Cuanto más reconstruimos mi cuerpo a través de la Terapia ABR, mayor habilidad he llegado a tener para usar una silla de ruedas y todavía menos de lo que desearía. Solía hacer una gran cantidad de viajes largos y difíciles con la silla de ruedas, paseando a mis perros, yendo a las tiendas, a la estación de tren; pero últimamente hago muy poco de eso. Siempre ejercito a mis perros usando una bicicleta de mano, la cual ofrece una mejor posición sentada y un ejercicio mejor a través de una manivela manual. Mi cuerpo se ha vuelto tan fuerte que usando una silla de ruedas puede ahora realmente entrar dentro del sistema, en vez de ser el ejercicio para limitar los daños que solía ser. Tengo que asegurarme de que mantengo mi cuerpo bien y no camino a paso pesado, sin embargo en las distancias cortas esto me divierte. Un uso excesivo no sería sensato y hay mejores formas de entrar dentro del sistema para más adelante intensificar mi cuerpo.
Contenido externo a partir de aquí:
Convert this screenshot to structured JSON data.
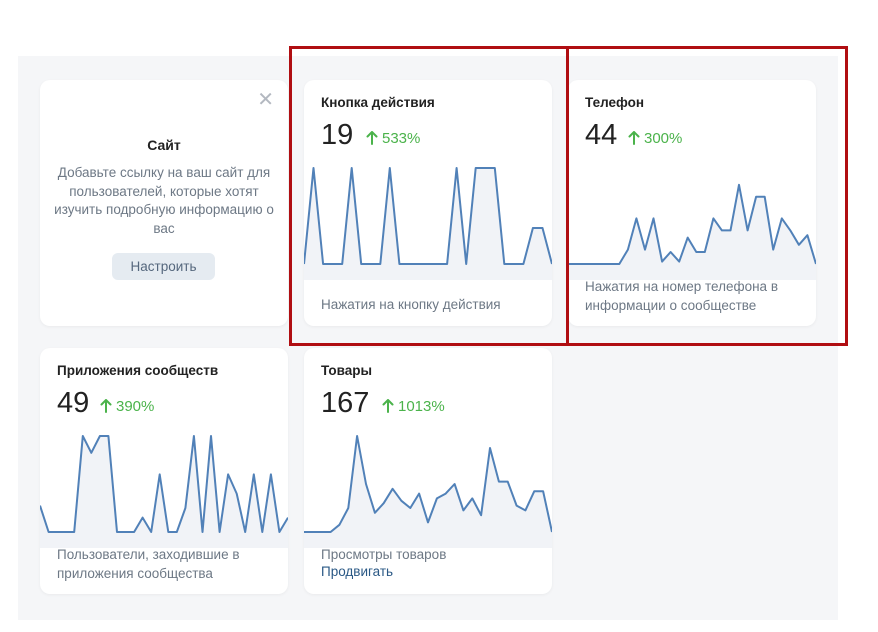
{
  "site_card": {
    "title": "Сайт",
    "description": "Добавьте ссылку на ваш сайт для пользователей, которые хотят изучить подробную информацию о вас",
    "button": "Настроить",
    "close_icon": "close-icon"
  },
  "cards": [
    {
      "title": "Кнопка действия",
      "value": "19",
      "growth": "533%",
      "caption": "Нажатия на кнопку действия",
      "series": [
        1,
        5,
        1,
        1,
        1,
        5,
        1,
        1,
        1,
        5,
        1,
        1,
        1,
        1,
        1,
        1,
        5,
        1,
        5,
        5,
        5,
        1,
        1,
        1,
        2.5,
        2.5,
        1
      ]
    },
    {
      "title": "Телефон",
      "value": "44",
      "growth": "300%",
      "caption": "Нажатия на номер телефона в информации о сообществе",
      "series": [
        1,
        1,
        1,
        1,
        1,
        1,
        1,
        1.6,
        2.9,
        1.6,
        2.9,
        1.1,
        1.5,
        1.1,
        2.1,
        1.5,
        1.5,
        2.9,
        2.4,
        2.4,
        4.3,
        2.4,
        3.8,
        3.8,
        1.6,
        2.9,
        2.4,
        1.8,
        2.2,
        1
      ]
    },
    {
      "title": "Приложения сообществ",
      "value": "49",
      "growth": "390%",
      "caption": "Пользователи, заходившие в приложения сообщества",
      "series": [
        2.1,
        1,
        1,
        1,
        1,
        5,
        4.3,
        5,
        5,
        1,
        1,
        1,
        1.6,
        1,
        3.4,
        1,
        1,
        2,
        5,
        1,
        5,
        1,
        3.4,
        2.6,
        1,
        3.4,
        1,
        3.4,
        1,
        1.6
      ]
    },
    {
      "title": "Товары",
      "value": "167",
      "growth": "1013%",
      "caption": "Просмотры товаров",
      "link": "Продвигать",
      "series": [
        1,
        1,
        1,
        1,
        1.3,
        2,
        5,
        3,
        1.8,
        2.2,
        2.8,
        2.3,
        2,
        2.6,
        1.4,
        2.4,
        2.6,
        3,
        1.9,
        2.4,
        1.7,
        4.5,
        3.1,
        3.1,
        2.1,
        1.9,
        2.7,
        2.7,
        1
      ]
    }
  ],
  "arrow_icon": "arrow-up-icon",
  "colors": {
    "accent": "#5181b8",
    "growth": "#4bb34b",
    "highlight": "#b00e12"
  }
}
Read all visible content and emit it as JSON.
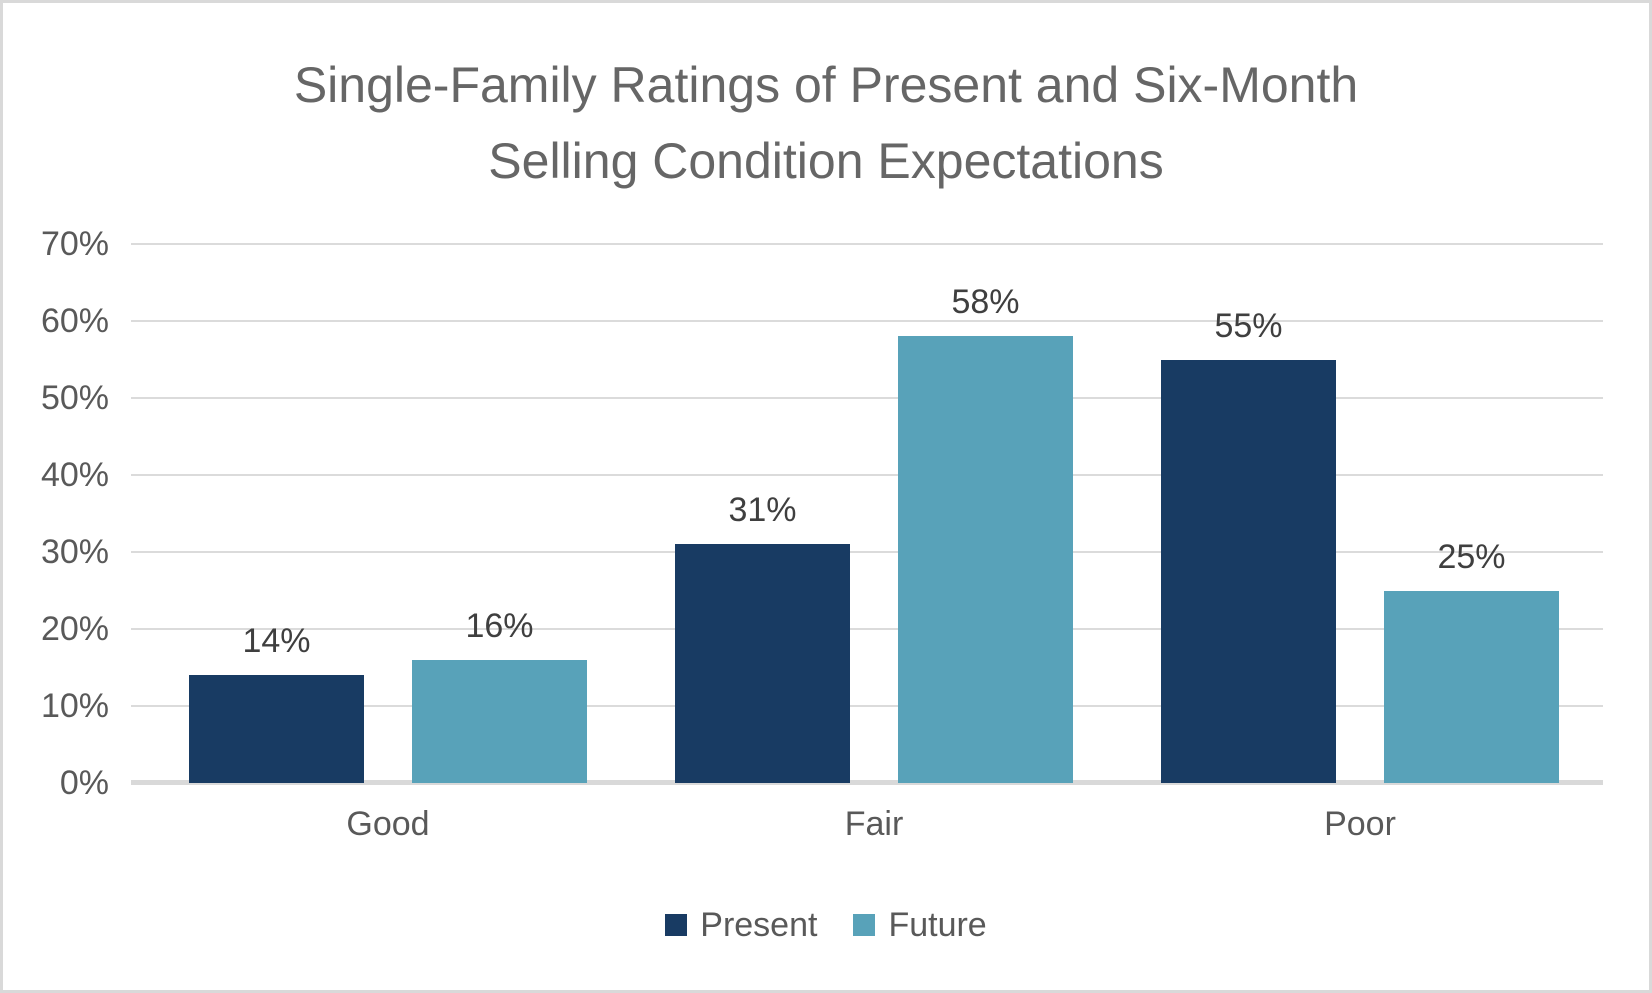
{
  "window": {
    "background_color": "#ffffff",
    "border_color": "#d9d9d9"
  },
  "chart_data": {
    "type": "bar",
    "title": "Single-Family Ratings of Present and Six-Month Selling Condition Expectations",
    "title_lines": [
      "Single-Family Ratings of Present and Six-Month",
      "Selling Condition Expectations"
    ],
    "title_color": "#666666",
    "categories": [
      "Good",
      "Fair",
      "Poor"
    ],
    "series": [
      {
        "name": "Present",
        "color": "#183b63",
        "values": [
          14,
          31,
          55
        ],
        "labels": [
          "14%",
          "31%",
          "55%"
        ]
      },
      {
        "name": "Future",
        "color": "#58a2b9",
        "values": [
          16,
          58,
          25
        ],
        "labels": [
          "16%",
          "58%",
          "25%"
        ]
      }
    ],
    "xlabel": "",
    "ylabel": "",
    "y_axis": {
      "min": 0,
      "max": 70,
      "tick_step": 10,
      "ticks": [
        "0%",
        "10%",
        "20%",
        "30%",
        "40%",
        "50%",
        "60%",
        "70%"
      ],
      "gridlines": true,
      "gridline_color": "#dbdbdb",
      "axis_line_color": "#d9d9d9",
      "label_color": "#595959"
    },
    "data_label_color": "#3f3f3f",
    "legend": {
      "position": "bottom",
      "entries": [
        "Present",
        "Future"
      ]
    }
  }
}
Hubo épocas en las que detesté usar una silla de ruedas, pero ya no pienso en aquellos días. Se ha vuelto parte de mi vida y tan normal que encuentro difícil concebirla de cualquier otra forma. Todavía tengo esperanza de volver a ponerme en pie algún día, pero si me hago con esto creo que la experiencia de ser un no discapacitado, una vez más, será incluso más extraña de lo que ha sido alguna vez ser un usuario de silla de ruedas.